As the 2021 Tour de France was unveiled on Sunday, “traditional” and “classic” were the two catchwords used to describe it. The main reason was that next year’s race starts in the north of France and then loops around the Alps and the Pyrénées, while including two time trials, a discipline which had seemingly fallen out of favor with race organizers in recent years. But those words also apply to some of the classic stage finishes on the map for 2021.
Stages up the Mûr-de-Bretagne, Mont Ventoux, the Col de la Colombière, Luz-Ardiden, and the Col de Portet have all been the scenes of great stages in the past. And they are once again featured prominently in 2021.
While the Tour de France often has previously climbed over the Mûr-de-Bretagne, it was only in 2011 that this rustic wall in the heart of Brittany hosted stage finishes. It has been a familiar face ever since, as the race also finished there in 2015 and 2018.
Back in 2011, the finish was decided by a bike throw — not exactly the specialty of GC riders. And while Contador initially claimed victory, the prize finally went to Evans, who went on to win the Tour that year.
It is always a spectacular climb — and while the Tour is never won here, the race’s true contenders all must be present and accounted for. It is also popular because it allows race organizers to stage an uphill finish early in the race, one that breaks up the monotony of a string of sprint stages in a part of the country that is generally flat.
One reason that the Tour is attracted to the Mûr is that it is in the heart of cycling-crazed Brittany. Home to champions like Louison Bobet and Bernard Hinault, Brittany has long been considered one of the cradles of cycling in France.
No climb is more classic than Mont Ventoux when it comes to French cycling. Sure, the Tour has visited other climbs more frequently. But Ventoux stands apart. It is nothing if not a singular climb, rising to nearly 2,000 meters altitude from near sea level, the Giant of Provence towers over the Rhône River Valley below.
The Mont Ventoux, it has often been said, takes no prisoners.
Col de la Colombiere
Not to be confused with the Le Grand Colombier — which the Tour has climbed on numerous occasions in recent years — the Col de la Colombiere is in some ways a smaller version of the Col de l’Izoard with its distinctive rock formations near the summit.

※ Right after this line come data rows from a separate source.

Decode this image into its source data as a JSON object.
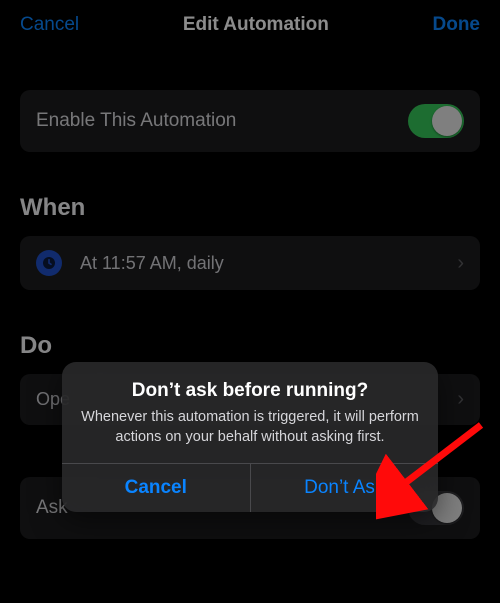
{
  "nav": {
    "cancel": "Cancel",
    "title": "Edit Automation",
    "done": "Done"
  },
  "enable_row": {
    "label": "Enable This Automation",
    "on": true
  },
  "when": {
    "heading": "When",
    "trigger_text": "At 11:57 AM, daily"
  },
  "do": {
    "heading": "Do",
    "action_prefix": "Ope"
  },
  "ask_row": {
    "label_prefix": "Ask",
    "on": false
  },
  "alert": {
    "title": "Don’t ask before running?",
    "message": "Whenever this automation is triggered, it will perform actions on your behalf without asking first.",
    "cancel": "Cancel",
    "confirm": "Don’t Ask"
  }
}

Ideally placed in the foothills of the Alps, the Colombiere can provide plenty of surprises depending on how it is positioned in a race like the Tour. The 2018 edition saw the stunning victory of an up-and-coming Julian Alaphilippe, who won his first of two stages on his way to winning the polka-dot jersey awarded to the best climber. Soloing to victory, he even had time to salute his fans as he crossed the summit
And for 2021 the stage will be similar, as it will come early in the Tour and climbs out of Cluses, before finishing in le Grand Bornand, much like it did in 2018.
Col de Portet
The Col de Portet has only hosted a Tour de France stage finish once back in 2018, it was a day to remember. And the race has been eager to return ever since.
Only a 65-kilometer stage, the day started with an unprecedented staggered start. And it offered Colombian climbing ace Nairo Quintana an ideal opportunity to show off his strengths as he powered away from Geraint Thomas and the yellow jersey group on this lush climb in the heart of the Pyrenees.

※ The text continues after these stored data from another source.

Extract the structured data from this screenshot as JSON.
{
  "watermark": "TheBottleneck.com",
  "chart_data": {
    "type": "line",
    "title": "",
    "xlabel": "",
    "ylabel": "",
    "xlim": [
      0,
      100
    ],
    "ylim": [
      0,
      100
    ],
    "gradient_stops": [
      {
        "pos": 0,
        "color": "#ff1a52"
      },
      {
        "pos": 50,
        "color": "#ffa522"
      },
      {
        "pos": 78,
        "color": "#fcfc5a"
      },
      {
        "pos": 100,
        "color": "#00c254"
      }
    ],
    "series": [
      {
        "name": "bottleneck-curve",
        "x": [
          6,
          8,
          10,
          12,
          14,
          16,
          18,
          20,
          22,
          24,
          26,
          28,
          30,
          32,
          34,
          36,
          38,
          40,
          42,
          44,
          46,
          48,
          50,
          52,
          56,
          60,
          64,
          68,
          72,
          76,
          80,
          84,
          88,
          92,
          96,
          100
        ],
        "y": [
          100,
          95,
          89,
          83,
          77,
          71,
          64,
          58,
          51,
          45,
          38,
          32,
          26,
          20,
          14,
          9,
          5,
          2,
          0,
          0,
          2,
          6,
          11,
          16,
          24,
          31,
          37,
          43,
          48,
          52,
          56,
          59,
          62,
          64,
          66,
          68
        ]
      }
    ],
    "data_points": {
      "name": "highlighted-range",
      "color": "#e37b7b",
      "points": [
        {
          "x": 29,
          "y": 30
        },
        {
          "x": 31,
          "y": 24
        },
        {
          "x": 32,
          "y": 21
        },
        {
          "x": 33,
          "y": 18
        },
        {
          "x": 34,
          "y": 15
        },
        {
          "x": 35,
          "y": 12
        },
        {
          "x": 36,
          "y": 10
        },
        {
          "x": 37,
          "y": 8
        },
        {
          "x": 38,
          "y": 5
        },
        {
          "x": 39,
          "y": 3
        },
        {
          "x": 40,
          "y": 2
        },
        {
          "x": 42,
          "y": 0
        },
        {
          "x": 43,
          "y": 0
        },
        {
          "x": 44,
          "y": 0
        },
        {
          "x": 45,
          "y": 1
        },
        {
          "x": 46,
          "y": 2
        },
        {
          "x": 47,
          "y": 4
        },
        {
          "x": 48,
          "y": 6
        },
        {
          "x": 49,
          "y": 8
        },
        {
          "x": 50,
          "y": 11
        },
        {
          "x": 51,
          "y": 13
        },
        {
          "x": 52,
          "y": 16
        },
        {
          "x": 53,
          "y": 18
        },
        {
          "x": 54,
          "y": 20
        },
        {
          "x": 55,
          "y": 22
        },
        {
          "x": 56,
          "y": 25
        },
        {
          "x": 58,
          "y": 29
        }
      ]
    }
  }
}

For 2021, the Col de Portet will again be featured prominently as it is the first of two uphill finishes in the Tour’s back-to-back mountain-top finale.
The riders will climb to the summit of Portet, which crests at over 2,200 meters before attacking Luz-Ardiden on the final day in the Pyrenees.
While not the most-frequently visited climb in the Pyrenées, the climb to Luz-Ardiden has often been the stage of plenty of drama.
It was here in 1985 where American Greg LeMond appeared capable of winning the Tour de France for the first time when his teammate Bernard Hinault struggled. Hinault, who was in the yellow jersey, was suffering from bronchitis and was dropped on several occasions, while LeMond followed Irishman Stephen Roche on the attack. At one point LeMond appeared primed to take over the yellow jersey himself, only to receive team orders not to pull in the break, a move that outraged the American, who clearly felt he could win the Tour already that year.
It also provided a thrilling stage to one of the most memorable days in the Tour de France in 2003, when a certain Lance Armstrong crashed heavily after colliding with a fan on the lower slopes of the climb, only to return to win the stage despite numerous cuts and abrasions to save his yellow jersey.
The American of course would later be disqualified after admitting to doping throughout his career, but in terms of pure drama, the day on Luz Ardiden is impossible to ignore.
The climb, a familiar destination for Basque cycling fans, would once again be featured in 2011, when eternal French underdog Thomas Voeckler, managed to hold onto his yellow jersey for yet another day after losing almost a minute to the day’s winner Samuel Sanchez of Spain.